An additional consideration is that ethnicity has been found to be an important moderator of differential susceptibility. A meta-analysis including over 9,361 adolescents found that differential susceptibility was more pronounced in samples with >80% whites as compared with >20% mixed-ethnicity samples because white children with the nonsusceptible variant of the serotonin transporter genotype 5HTTLPR were less affected by their home environments at both ends of the spectrum than were children of other ethnicities (van Ijzendoorn, Belsky, & Bakermans-Kranenburg, 2012). The effects we observed from our data, which were largely from European–American children (55.6%), may have been attenuated. However, we expect the p-factor is robust against population stratification because genetic risk is estimated without the measurement of individual polymorphisms.

We were unable to replicate our findings in our post hoc analyses, which found nonsignificant interactions using the continuous p-factor variable. One potential explanation is that the continuous p-factor variable was highly skewed, which provided justification for our a priori decision to dichotomize the variable. Using a highly skewed p-factor variable could have contributed to our nonsignificant findings. Second, it is possible that birth parents with more than one psychopathology do not confer additional genetic risk to their children compared with birth parents with a single psychopathology, at the time in development when the measurements were obtained. However, it is possible that analyses using the binary p-factor score may exaggerate group differences in reacting to low versus high maternal parenting stress, leading to cautions in interpreting the findings examining the interaction effects between maternal parenting stress and the binary p-factor score on child problem behaviors and social competence. Further, despite a larger, yet comparable sample size when testing our models with mother-only reported environmental factors and outcomes, interactions were no longer significant. This finding was a surprise as source effects should bias associations further from unity and could suggest unreliable results.

Finally, the adoption design does not fully disentangle prenatal and heritable influences. However, by carefully measuring birth mothers’ lifetime psychopathology characteristics and birth mothers’ prenatal environments separately, this design helps to clarify the effects of prenatal environments and heritable factors on child development.

Conclusions

In our sample of adoptive families we did not find evidence supporting the differential susceptibility hypothesis in relation to child externalizing problems or social competence using a broad general liability for psychopathology and a range of environmental exposures. Rather, we found differing results depending on the adoptive parent environmental factor studied. High levels of the p-factor, as measured by adoptive parent psychopathology, appear to confer a liability when adoptive mother internalizing symptoms are present, consistent with a diathesis–stress hypothesis, for social competence but not for externalizing problems. Conversely, high levels of the p-factor appear to confer a resistance to both positive and negative maternal parenting stress.

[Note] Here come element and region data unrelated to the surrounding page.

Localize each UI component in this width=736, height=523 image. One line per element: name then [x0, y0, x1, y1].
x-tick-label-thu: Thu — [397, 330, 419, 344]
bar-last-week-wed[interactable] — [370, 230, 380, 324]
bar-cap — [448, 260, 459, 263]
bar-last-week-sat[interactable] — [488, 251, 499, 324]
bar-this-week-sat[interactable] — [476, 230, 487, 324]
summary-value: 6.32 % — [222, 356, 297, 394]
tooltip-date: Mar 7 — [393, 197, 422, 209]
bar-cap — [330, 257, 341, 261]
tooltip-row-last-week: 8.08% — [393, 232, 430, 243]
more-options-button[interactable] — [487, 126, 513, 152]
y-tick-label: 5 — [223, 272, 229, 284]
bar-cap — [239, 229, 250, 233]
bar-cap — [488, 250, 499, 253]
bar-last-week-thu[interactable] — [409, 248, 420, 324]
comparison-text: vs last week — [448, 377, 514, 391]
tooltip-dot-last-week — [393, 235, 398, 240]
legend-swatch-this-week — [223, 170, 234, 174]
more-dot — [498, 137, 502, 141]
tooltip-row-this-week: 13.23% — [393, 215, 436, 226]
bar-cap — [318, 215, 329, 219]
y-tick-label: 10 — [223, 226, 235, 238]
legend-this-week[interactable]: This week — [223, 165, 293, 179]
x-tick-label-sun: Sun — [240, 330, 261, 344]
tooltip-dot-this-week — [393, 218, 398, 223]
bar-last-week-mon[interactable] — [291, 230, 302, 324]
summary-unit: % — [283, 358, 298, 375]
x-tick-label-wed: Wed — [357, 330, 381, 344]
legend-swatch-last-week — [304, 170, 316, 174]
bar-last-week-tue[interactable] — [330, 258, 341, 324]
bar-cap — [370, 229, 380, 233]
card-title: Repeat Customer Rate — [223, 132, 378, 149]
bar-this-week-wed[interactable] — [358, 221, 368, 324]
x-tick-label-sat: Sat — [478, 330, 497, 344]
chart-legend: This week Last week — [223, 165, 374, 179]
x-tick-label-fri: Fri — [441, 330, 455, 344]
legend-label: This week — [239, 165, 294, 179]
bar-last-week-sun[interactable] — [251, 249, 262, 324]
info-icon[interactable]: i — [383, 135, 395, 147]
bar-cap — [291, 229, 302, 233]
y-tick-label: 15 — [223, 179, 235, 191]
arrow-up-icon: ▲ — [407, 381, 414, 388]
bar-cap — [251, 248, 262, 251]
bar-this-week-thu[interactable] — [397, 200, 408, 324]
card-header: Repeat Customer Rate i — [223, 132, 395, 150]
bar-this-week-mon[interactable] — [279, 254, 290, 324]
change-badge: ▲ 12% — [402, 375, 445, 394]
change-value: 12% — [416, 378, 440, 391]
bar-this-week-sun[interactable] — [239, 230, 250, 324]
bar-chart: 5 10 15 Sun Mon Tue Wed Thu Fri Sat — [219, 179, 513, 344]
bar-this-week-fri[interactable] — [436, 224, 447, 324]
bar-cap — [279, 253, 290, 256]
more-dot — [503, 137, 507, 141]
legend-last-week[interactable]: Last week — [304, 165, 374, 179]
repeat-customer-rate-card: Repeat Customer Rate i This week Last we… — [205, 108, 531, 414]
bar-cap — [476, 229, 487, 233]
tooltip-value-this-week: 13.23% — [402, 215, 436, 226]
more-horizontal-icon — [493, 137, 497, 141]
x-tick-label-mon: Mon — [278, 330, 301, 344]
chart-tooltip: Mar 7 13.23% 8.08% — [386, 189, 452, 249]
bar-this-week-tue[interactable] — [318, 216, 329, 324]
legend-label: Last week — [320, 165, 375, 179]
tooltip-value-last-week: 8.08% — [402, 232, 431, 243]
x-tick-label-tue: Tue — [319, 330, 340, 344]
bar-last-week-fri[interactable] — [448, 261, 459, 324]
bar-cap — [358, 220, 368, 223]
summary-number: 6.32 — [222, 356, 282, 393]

Our results, coupled with mixed findings in the literature in relation to DST in a variety of settings (e.g., Belsky & Pluess, 2013b; Fong, Measelle, Conradt, & Ablow, 2017; Leve et al., 2009), do not provide evidence supporting tailoring interventions to children based on their genetic susceptibility or “sensitivity” alone. However, genetic differences can be considered in cases where promising family interventions show weak or no significant effects, as highlighted by van Ijzendoorn & Bakersmans-Kranenberg (2015). The American Academy of Pediatrics recommendation to screen all children for a range of environmental risk factors, including parental mental health history (American Academy of Pediatrics, 2017), is necessary, and may be even more important for children who are genetically vulnerable to parental psychiatric symptoms. This work expands the differential susceptibility literature using a broad measure of genetic susceptibility and a genetically informed design. Although this study by no means disproves DST, the results suggest further investigation of DST is warranted before revising screening or intervention recommendations in young children.